А Тайка пораньше сбежала на улицу: у нее свои заботы. На голове у девки плат кашемировый, белая коса в три шелковые ленты мечется на груди, шубейка легкая оторочена мягкой овчинкой, на ногах катанки расписные. Навстречу хмельные парни идут стенкой, в праздничных полушубках с отворотами, пояса шерстяные с кистями до колена, шапки пыжиковые да лисьи на затылки заломлены; кто-то вьюном-вьюном, раскрутился под самыми ногами, а натуры не хватило, подвели коленки, и рылом в сугроб, а встать – ой ли-и-хо; лежит в снегу, раскинув руки, и пьяно смеется. А в небе солнце пушистое, первое такое о нынешней весне, тоже хмельное и яркое, больно на него глянуть, снег под ногами скрипит, как половицы в худой избе. Порой мимо ветром обдаст – гнедая пройдет, вся в лентах, храп в мыле, седок в пьяном кураже, сидит, накренив розвальни на один бок: раз-зой-дись... Откачнутся парни. Тайку в сугроб сдунет.
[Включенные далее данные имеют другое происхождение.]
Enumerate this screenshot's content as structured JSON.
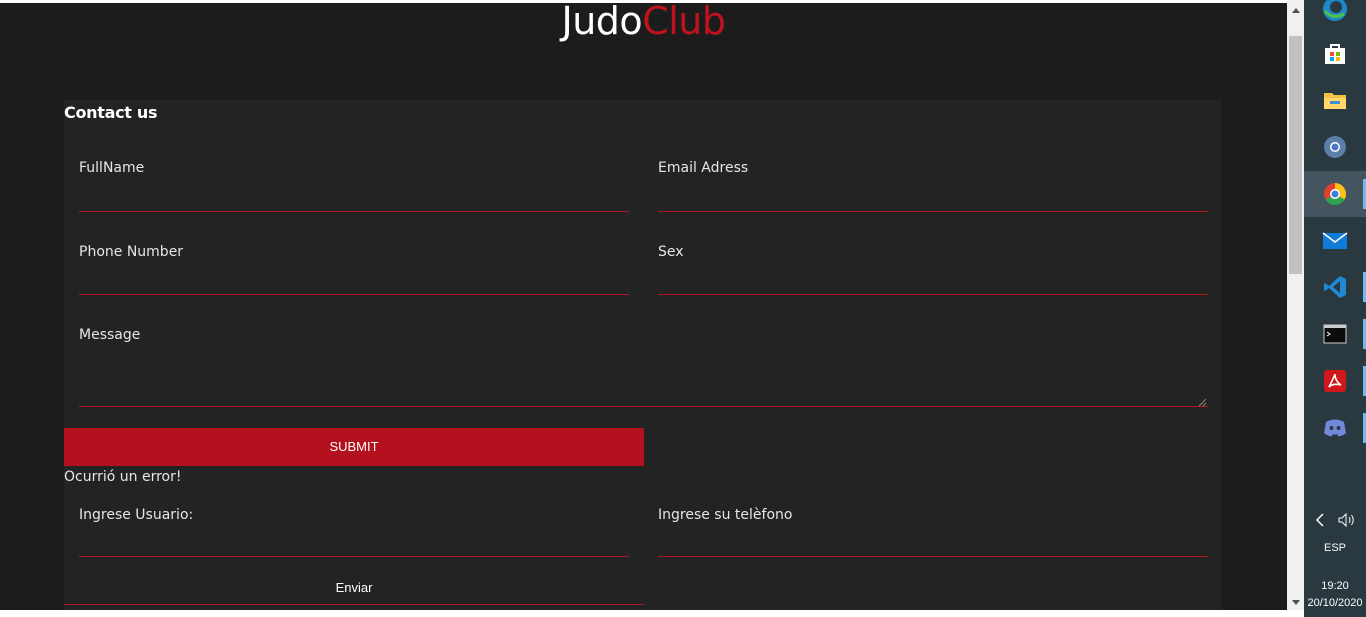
{
  "logo": {
    "part1": "Judo",
    "part2": "Club"
  },
  "contact": {
    "title": "Contact us",
    "fields": {
      "fullname": "FullName",
      "email": "Email Adress",
      "phone": "Phone Number",
      "sex": "Sex",
      "message": "Message"
    },
    "submit_label": "SUBMIT",
    "error": "Ocurrió un error!"
  },
  "login": {
    "user_label": "Ingrese Usuario:",
    "phone_label": "Ingrese su telèfono",
    "send_label": "Enviar"
  },
  "colors": {
    "accent": "#b3111e",
    "page_bg": "#1c1c1c",
    "card_bg": "#232323"
  },
  "taskbar": {
    "apps": [
      "edge-icon",
      "store-icon",
      "file-explorer-icon",
      "chrome-canary-icon",
      "chrome-icon",
      "mail-icon",
      "vscode-icon",
      "terminal-icon",
      "acrobat-icon",
      "discord-icon"
    ],
    "language": "ESP",
    "time": "19:20",
    "date": "20/10/2020"
  }
}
Еще Петры Чикина нет, он-то покажет вам хороший бег. Вон-вон, вымчал его вороной, расписывая сухими ногами кренделя, заломив острую морду, грудь повита мышцами, сияют медные бляхи на кожаной праздничной сбруе, и малиновым звоном поют тонкие колокольцы, отличные по всей деревне. Сам Петра в распашной шубе, под нею синий кафтан, борода разметалась по груди, сидит осоловелый, островерхая шапка на одном ухе... Но Тайку разглядел, словно споткнулся жеребец: «Садись, дочи, про-ка-чу». – «Потом, потом», – отмахнулась Тайка, ей не до лошадей пока. «Эй, воронко, грабют», – взревел отчаянно Петра, и уже не стало на улице ни вороного жеребца, ни Петры в расписном возке, и только розовое от солнца облако снега медленно оседает вдоль всей дороги да отряхиваются, вылезая из сугробов, парни и на чем свет стоит костят мужика, да еще где-то, то ли над снегами, то ли высоко в небе, под самым солнцем, чуть слышно догорает малиновый звон колокольцев.
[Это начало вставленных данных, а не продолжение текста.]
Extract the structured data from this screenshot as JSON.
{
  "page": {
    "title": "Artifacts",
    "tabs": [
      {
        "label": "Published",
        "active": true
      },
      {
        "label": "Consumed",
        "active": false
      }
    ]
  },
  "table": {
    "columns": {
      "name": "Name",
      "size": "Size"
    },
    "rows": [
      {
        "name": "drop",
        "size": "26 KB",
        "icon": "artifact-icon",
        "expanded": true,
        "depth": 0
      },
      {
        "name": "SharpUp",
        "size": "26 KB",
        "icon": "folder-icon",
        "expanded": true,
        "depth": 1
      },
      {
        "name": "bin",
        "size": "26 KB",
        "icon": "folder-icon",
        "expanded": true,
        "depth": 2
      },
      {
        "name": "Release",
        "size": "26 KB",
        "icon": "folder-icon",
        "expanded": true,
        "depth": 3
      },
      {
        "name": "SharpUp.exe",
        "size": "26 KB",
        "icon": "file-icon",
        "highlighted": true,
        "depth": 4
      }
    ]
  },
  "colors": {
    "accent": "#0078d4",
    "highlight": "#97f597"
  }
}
Катится масленица колесом по Дорогой Горе, будто и дома вскачь пошли, гогот, гам, не поморская деревня, а татарская орда на своем языческом празднестве. Раз в году бывает на Руси, когда встает мужик с ног на голову и чувствует себя ловчее, когда ему море по колена, когда последний кафтан оставит в кабаке и последнюю овцу, насидевшись в зиму впроголодь, на пустоварных щах, зарежет, благословясь, и скормит гостю. Нынче ничего не жаль, нынче масленица...
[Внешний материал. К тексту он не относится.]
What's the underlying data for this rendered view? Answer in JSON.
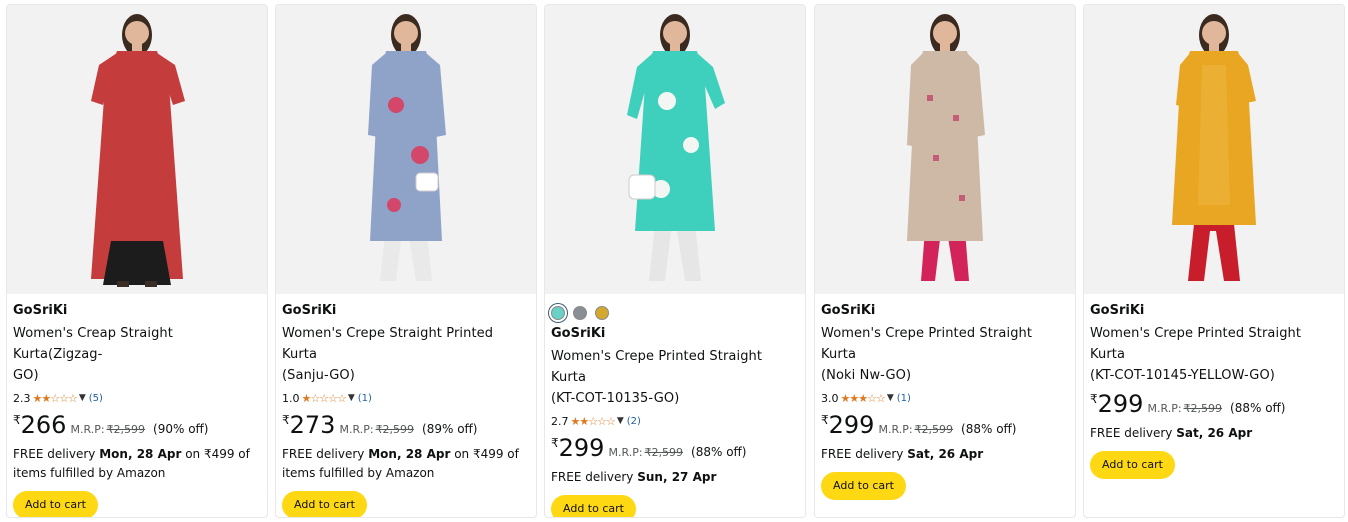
{
  "products": [
    {
      "brand": "GoSriKi",
      "title_line1": "Women's Creap Straight Kurta(Zigzag-",
      "title_line2": "GO)",
      "rating": "2.3",
      "stars": "★★☆☆☆",
      "reviews": "(5)",
      "currency": "₹",
      "price": "266",
      "mrp_label": "M.R.P:",
      "mrp": "₹2,599",
      "discount": "(90% off)",
      "delivery_prefix": "FREE delivery ",
      "delivery_date": "Mon, 28 Apr",
      "delivery_suffix": " on ₹499 of",
      "delivery_line2": "items fulfilled by Amazon",
      "add_to_cart": "Add to cart",
      "image_colors": {
        "dress": "#c43c3c",
        "accent": "#f2e9e4",
        "bottom": "#1c1c1c"
      }
    },
    {
      "brand": "GoSriKi",
      "title_line1": "Women's Crepe Straight Printed Kurta",
      "title_line2": "(Sanju-GO)",
      "rating": "1.0",
      "stars": "★☆☆☆☆",
      "reviews": "(1)",
      "currency": "₹",
      "price": "273",
      "mrp_label": "M.R.P:",
      "mrp": "₹2,599",
      "discount": "(89% off)",
      "delivery_prefix": "FREE delivery ",
      "delivery_date": "Mon, 28 Apr",
      "delivery_suffix": " on ₹499 of",
      "delivery_line2": "items fulfilled by Amazon",
      "add_to_cart": "Add to cart",
      "image_colors": {
        "dress": "#8fa3c9",
        "accent": "#d3476a",
        "bottom": "#e9e9e9"
      }
    },
    {
      "brand": "GoSriKi",
      "title_line1": "Women's Crepe Printed Straight Kurta",
      "title_line2": "(KT-COT-10135-GO)",
      "rating": "2.7",
      "stars": "★★☆☆☆",
      "reviews": "(2)",
      "currency": "₹",
      "price": "299",
      "mrp_label": "M.R.P:",
      "mrp": "₹2,599",
      "discount": "(88% off)",
      "delivery_prefix": "FREE delivery ",
      "delivery_date": "Sun, 27 Apr",
      "add_to_cart": "Add to cart",
      "swatches": [
        "#6ad1c6",
        "#8a8f96",
        "#d4a82c"
      ],
      "image_colors": {
        "dress": "#3fd0bd",
        "accent": "#f4f6f4",
        "bottom": "#e6e6e6"
      }
    },
    {
      "brand": "GoSriKi",
      "title_line1": "Women's Crepe Printed Straight Kurta",
      "title_line2": "(Noki Nw-GO)",
      "rating": "3.0",
      "stars": "★★★☆☆",
      "reviews": "(1)",
      "currency": "₹",
      "price": "299",
      "mrp_label": "M.R.P:",
      "mrp": "₹2,599",
      "discount": "(88% off)",
      "delivery_prefix": "FREE delivery ",
      "delivery_date": "Sat, 26 Apr",
      "add_to_cart": "Add to cart",
      "image_colors": {
        "dress": "#cdb9a6",
        "accent": "#c45d7a",
        "bottom": "#d2245a"
      }
    },
    {
      "brand": "GoSriKi",
      "title_line1": "Women's Crepe Printed Straight Kurta",
      "title_line2": "(KT-COT-10145-YELLOW-GO)",
      "currency": "₹",
      "price": "299",
      "mrp_label": "M.R.P:",
      "mrp": "₹2,599",
      "discount": "(88% off)",
      "delivery_prefix": "FREE delivery ",
      "delivery_date": "Sat, 26 Apr",
      "add_to_cart": "Add to cart",
      "image_colors": {
        "dress": "#e8a623",
        "accent": "#f0bd4a",
        "bottom": "#c81d2a"
      }
    }
  ],
  "colors": {
    "button": "#ffd814",
    "star": "#de7921",
    "link": "#2162a1",
    "muted": "#565959"
  },
  "icons": {
    "rating_caret": "chevron-down-icon"
  }
}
И будто не было долгой завьюженной зимы, палящих морозов и тоскливых сумеречных вечеров, словно осталось и жить на свете всего лишь день – и надо его прогудеть так, чтобы и чертям стало тошно на том свете, а уж если и доведется помирать, так с хмельной и радостной душой и распахнутым в гоготе ртом.

А на деревенской площади базар не базар и торги вроде бы не ведутся, но грай там и смех, пестрые одежды, голубые живые тени на сугробах; в кабаке двери расхлябаны на петлях, не дают им закрыться, оттуда доносит сивухой и по́том, то и дело вываливаются пьяные мужики, задорятся, что-то голгочут, готовые подраться, тычут по зубам, по носу, куда хватает кулак, и кровь бруснично рдеет сначала на истоптанном, залитом мочой снегу, а потом становится коричнево-грязной. Мужиков разнимают, виснут на плечах, уводят за руки обратно в кабак, в сивушный туман.

Но главная радость маслениц – катище, высокая ледяная гора, обставленная елками: она залита с краю площади, напротив кабака, а зеркальный скат ее пересекает деревню и убегает еще далее вниз, в подгорье, на реку Кулой. И мчатся по сверкающей реке парни и девки: то на санях – кораблем, то на оленьих кожах, сразу человек по десять, лежат друг на дружке, и тут уж парням великое раздолье; тискают, мнут девок, хватают за всякие там места, а морозко задорит, ярит сердце, клюквенно красит лица, а в головах у девок туман, то ли от легкого пива, то ли от бешеного полета вниз, когда рот затыкает встречным ветром и будто проваливаешься в пропасть, уже закрыв глаза и отдавшись отчаянному восторгу, что поселился в душе.